Un passamontagna e un fucile, Marcos nasce in quel 1994, una «complessa manovra di distrazione, un trucco di magia terribile e meraviglioso, un gioco malizioso del nostro cuore indigeno; la saggezza indigena sfidava la modernità in uno dei suoi bastioni: i mezzi di comunicazione» ha ricordato il subcomandante. Un ologramma della rivoluzione, un fantasma. Impossibile da catturare, ferire, uccidere. Nell’ultimo messaggio ufficiale prima del congedo, nel suo abituale stile ironico e provocatore, il “fantasma” gioca ancora una volta con la sua stessa esistenza: «Quelli che hanno amato e odiato il  Subcomandante Marcos  adesso devono sapere che hanno amato e odiato un ologramma. I loro amori e i loro odi sono stati inutili, sterili, vuoti. Non ci sarà alcuna casa-museo o targa di metallo dove sono nato e cresciuto. Nessuno vivrà dell’essere stato il Subcomandante Marcos. Non si erediterà il suo nome né il suo incarico. Niente viaggi per tenere conferenze all’estero. Non ci saranno trasferimenti né cure in ospedali di lusso. Non ci saranno vedove né eredi. Nessun funerale, né onorificenze, né statue, né musei, né premi, niente di quello che fa il sistema per promuovere il culto dell’individuo e sminuire quel che fa il collettivo. Il personaggio è stato creato e adesso noi, i suoi creatori, gli zapatisti e le zapatiste, lo distruggiamo. Chi saprà comprendere questa lezione dei nostri compagni e delle nostre compagne, avrà compreso uno dei fondamenti dello zapatismo».

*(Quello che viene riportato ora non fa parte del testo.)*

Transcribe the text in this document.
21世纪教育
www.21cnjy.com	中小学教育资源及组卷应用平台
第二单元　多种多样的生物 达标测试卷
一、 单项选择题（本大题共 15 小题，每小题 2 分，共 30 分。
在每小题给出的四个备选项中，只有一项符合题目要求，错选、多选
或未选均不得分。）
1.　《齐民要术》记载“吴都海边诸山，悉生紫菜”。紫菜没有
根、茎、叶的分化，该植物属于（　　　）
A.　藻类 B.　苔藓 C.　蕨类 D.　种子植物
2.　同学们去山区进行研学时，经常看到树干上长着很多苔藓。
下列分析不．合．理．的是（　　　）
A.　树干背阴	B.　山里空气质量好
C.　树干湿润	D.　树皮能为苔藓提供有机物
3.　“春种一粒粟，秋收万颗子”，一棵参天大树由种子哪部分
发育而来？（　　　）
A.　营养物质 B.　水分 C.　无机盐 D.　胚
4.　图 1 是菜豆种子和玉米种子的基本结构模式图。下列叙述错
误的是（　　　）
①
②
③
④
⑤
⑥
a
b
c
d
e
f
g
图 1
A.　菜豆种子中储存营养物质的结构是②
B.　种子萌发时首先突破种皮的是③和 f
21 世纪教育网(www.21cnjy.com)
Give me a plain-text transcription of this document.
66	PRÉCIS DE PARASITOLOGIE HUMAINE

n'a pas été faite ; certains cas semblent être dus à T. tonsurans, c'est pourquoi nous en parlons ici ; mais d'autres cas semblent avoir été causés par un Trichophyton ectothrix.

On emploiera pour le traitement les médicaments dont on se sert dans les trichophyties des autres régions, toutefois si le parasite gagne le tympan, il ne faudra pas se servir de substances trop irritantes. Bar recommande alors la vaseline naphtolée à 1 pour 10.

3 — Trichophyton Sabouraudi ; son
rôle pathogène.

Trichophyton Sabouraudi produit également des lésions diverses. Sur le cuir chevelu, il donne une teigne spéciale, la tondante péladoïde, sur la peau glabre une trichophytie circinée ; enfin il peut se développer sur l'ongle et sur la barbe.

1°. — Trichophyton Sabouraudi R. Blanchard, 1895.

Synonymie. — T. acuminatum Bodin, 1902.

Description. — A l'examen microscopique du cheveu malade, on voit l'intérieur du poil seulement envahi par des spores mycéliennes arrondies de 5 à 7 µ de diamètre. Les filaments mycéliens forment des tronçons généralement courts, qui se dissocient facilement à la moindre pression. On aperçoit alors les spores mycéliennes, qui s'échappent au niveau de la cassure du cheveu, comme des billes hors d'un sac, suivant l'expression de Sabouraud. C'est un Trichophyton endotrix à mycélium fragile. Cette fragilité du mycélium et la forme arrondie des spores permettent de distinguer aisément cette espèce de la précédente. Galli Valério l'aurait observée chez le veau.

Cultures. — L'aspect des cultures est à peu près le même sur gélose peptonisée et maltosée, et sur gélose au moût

L’impersonalità della lotta. Questa la lezione di Marcos. Non finisce l’Ezln, non finisce la resistenza: «È nostra convinzione e nostra pratica che per rivelarsi e lottare non sono necessari né leader né capi, né messia né salvatori; per lottare c’è bisogno solo di un po’ di vergogna, una certa dignità e molta organizzazione, il resto o serve al collettivo o non serve». La bellissima «messa in scena» del subcomandante Marcos è finita, ma solo perché ha esaurito la sua funzione catalizzatrice. Marcos è stato la lente che ha concentrato in un punto le forze di una ribellione ignorata, con uno stile beffardo ha usato il “mito” del guerrigliero per accendere i riflettori sul Chapas e senza appiattirsi su un certo “internazionalismo ribelle da scritte per magliette”.

Esilarante e al contempo illuminante la polemica con l’Eta nel 2003 della quale è facile trovare tracce in Rete: modi diversi di intendere la ribellione e propagandarla al mondo. «Noi non prendiamo niente sul serio, nemmeno noi stessi» fu una delle frasi rivolte da Marcos ai baschi, irritati per una proposta zapatista di dialogo sulla loro questione. E, nella stessa lettera, in uno dei suoi famosi P.S. fu ben chiaro: «ALTRO P.S.: Forse è già evidente, ma lo ribadisco: me ne frego anche delle avanguardie rivoluzionarie di tutto il pianeta». Che dire, prendersi troppo sul serio è roba da fanatici. La leggerezza della lotta, la rivolta gioiosa, hanno avuto bisogno di un ologramma col passamontagna. Anche nel suo ultimissimo messaggio non ha rinunciato ai suoi P.S. ben sette. L’ultimo: «Ehi, è molto buio qui, ho bisogno di un po’ di luce». Una risata “rebelde” per il subcomandante.